The FCRA does not cover this. But Retail Equation will send you a copy of your return activity report on request. Go to www.theretailequation.com/consumers/ for more information.

7. Your rental history

First
Advantage SafeRent maintains a landlord-tenant database of 34 million
records and a subprime payment history database
of 40 million records to screen prospective
renters. A smaller company, RentBureau, includes nearly 6 million
records nationwide.

What’s here?

Rent-payment history, references, credit ratings, criminal records, and scores designed to predict an applicant’s risk of
defaulting on a lease.

How is the information used?

Landlords
who operate multifamily apartment complexes use the information to
screen tenants and reduce losses that result
when tenants skip out without paying, write
bad checks, require an eviction, or cause significant property damage.

Your rights

They are the same as with the other consumer reporting agencies covered by FCRA. For information on First Advantage SafeRent,
go to www.fadvsaferent.com/consumer_relations/index.php or call 800-815-8664. For more on RentBureau, go to www.rentbureau.com and click on “For Consumers.”

8. Mailing lists

This is the Wild West of databases. Two major players are USADATA, which has delivered more than a billion names to over 100,000
companies, and InfoUSA, whose databases contain 210 million consumers.

What’s here?

The
primary information sold is your name and address. But the real value
for buyers comes from prescreening the names by
certain characteristics—for example, people
known to be affluent, homeowners, mail-order buyers, investors, people
who have
specific diseases or are disabled, new
parents, older people, donors/contributors, and so on. Some companies
develop lists
of people who have fallen for get-rich-quick
scams or investment frauds.

How is the information used?

The lists allow salespeople to focus on consumers who are more likely to buy their products.

Your rights

You can opt out of receiving junk mail. See the box below for advice on how to do that.

How to protect yourself

Don’t ignore privacy-rights notices
from banks, brokers, and other financial companies. Use them to exercise
your right under
federal law to prevent those companies
from “sharing” (translation: “selling”) some of your information with
others. Do the
same when asked by retailers and Web
sites.

Don’t fill out surveys on warranty cards beyond your name, address, and the necessary product information.

Stop unsolicited preapproved credit card offers at www.optoutprescreen.com, or call 888-567-8688.

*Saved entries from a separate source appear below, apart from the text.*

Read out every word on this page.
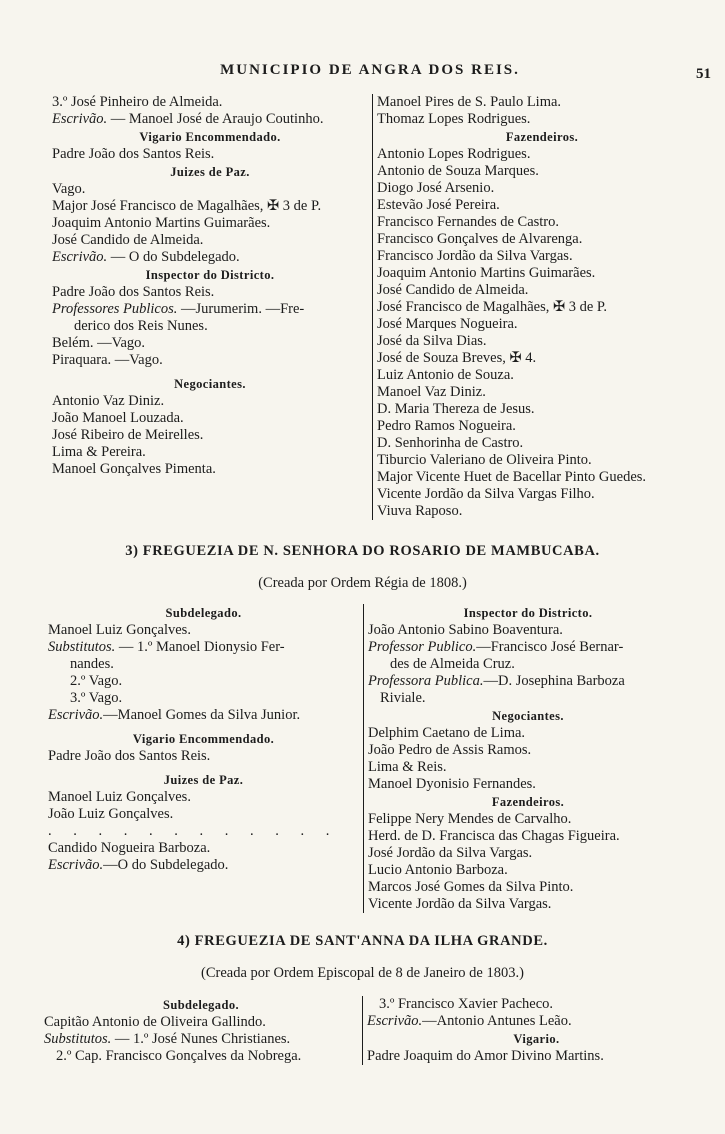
MUNICIPIO DE ANGRA DOS REIS.	51
3.º José Pinheiro de Almeida.
Escrivão. — Manoel José de Araujo Coutinho.
Vigario Encommendado.
Padre João dos Santos Reis.
Juizes de Paz.
Vago.
Major José Francisco de Magalhães, ✠ 3 de P.
Joaquim Antonio Martins Guimarães.
José Candido de Almeida.
Escrivão. — O do Subdelegado.
Inspector do Districto.
Padre João dos Santos Reis.
Professores Publicos. —Jurumerim. —Fre-
derico dos Reis Nunes.
Belém. —Vago.
Piraquara. —Vago.
Negociantes.
Antonio Vaz Diniz.
João Manoel Louzada.
José Ribeiro de Meirelles.
Lima & Pereira.
Manoel Gonçalves Pimenta.
Manoel Pires de S. Paulo Lima.
Thomaz Lopes Rodrigues.
Fazendeiros.
Antonio Lopes Rodrigues.
Antonio de Souza Marques.
Diogo José Arsenio.
Estevão José Pereira.
Francisco Fernandes de Castro.
Francisco Gonçalves de Alvarenga.
Francisco Jordão da Silva Vargas.
Joaquim Antonio Martins Guimarães.
José Candido de Almeida.
José Francisco de Magalhães, ✠ 3 de P.
José Marques Nogueira.
José da Silva Dias.
José de Souza Breves, ✠ 4.
Luiz Antonio de Souza.
Manoel Vaz Diniz.
D. Maria Thereza de Jesus.
Pedro Ramos Nogueira.
D. Senhorinha de Castro.
Tiburcio Valeriano de Oliveira Pinto.
Major Vicente Huet de Bacellar Pinto Guedes.
Vicente Jordão da Silva Vargas Filho.
Viuva Raposo.
3) FREGUEZIA DE N. SENHORA DO ROSARIO DE MAMBUCABA.
(Creada por Ordem Régia de 1808.)
Subdelegado.
Manoel Luiz Gonçalves.
Substitutos. — 1.º Manoel Dionysio Fer-
nandes.
2.º Vago.
3.º Vago.
Escrivão.—Manoel Gomes da Silva Junior.
Vigario Encommendado.
Padre João dos Santos Reis.
Juizes de Paz.
Manoel Luiz Gonçalves.
João Luiz Gonçalves.
. . . . . . . . . . . .
Candido Nogueira Barboza.
Escrivão.—O do Subdelegado.
Inspector do Districto.
João Antonio Sabino Boaventura.
Professor Publico.—Francisco José Bernar-
des de Almeida Cruz.
Professora Publica.—D. Josephina Barboza
Riviale.
Negociantes.
Delphim Caetano de Lima.
João Pedro de Assis Ramos.
Lima & Reis.
Manoel Dyonisio Fernandes.
Fazendeiros.
Felippe Nery Mendes de Carvalho.
Herd. de D. Francisca das Chagas Figueira.
José Jordão da Silva Vargas.
Lucio Antonio Barboza.
Marcos José Gomes da Silva Pinto.
Vicente Jordão da Silva Vargas.
4) FREGUEZIA DE SANT'ANNA DA ILHA GRANDE.
(Creada por Ordem Episcopal de 8 de Janeiro de 1803.)
Subdelegado.
Capitão Antonio de Oliveira Gallindo.
Substitutos. — 1.º José Nunes Christianes.
2.º Cap. Francisco Gonçalves da Nobrega.
3.º Francisco Xavier Pacheco.
Escrivão.—Antonio Antunes Leão.
Vigario.
Padre Joaquim do Amor Divino Martins.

Put your name on the Federal Trade Commission’s Do Not Call registry by going to www.donotcall.gov or calling 888-382-1222.

When you move, stay out of the U.S.
Postal Service’s National Change of Address database. Paul Stephens,
director of policy
and advocacy at the Privacy Rights
Clearinghouse, advises that you file a temporary change, good for six
months, which won’t
be entered into the database. During
that time, tell everyone who needs to know your new address.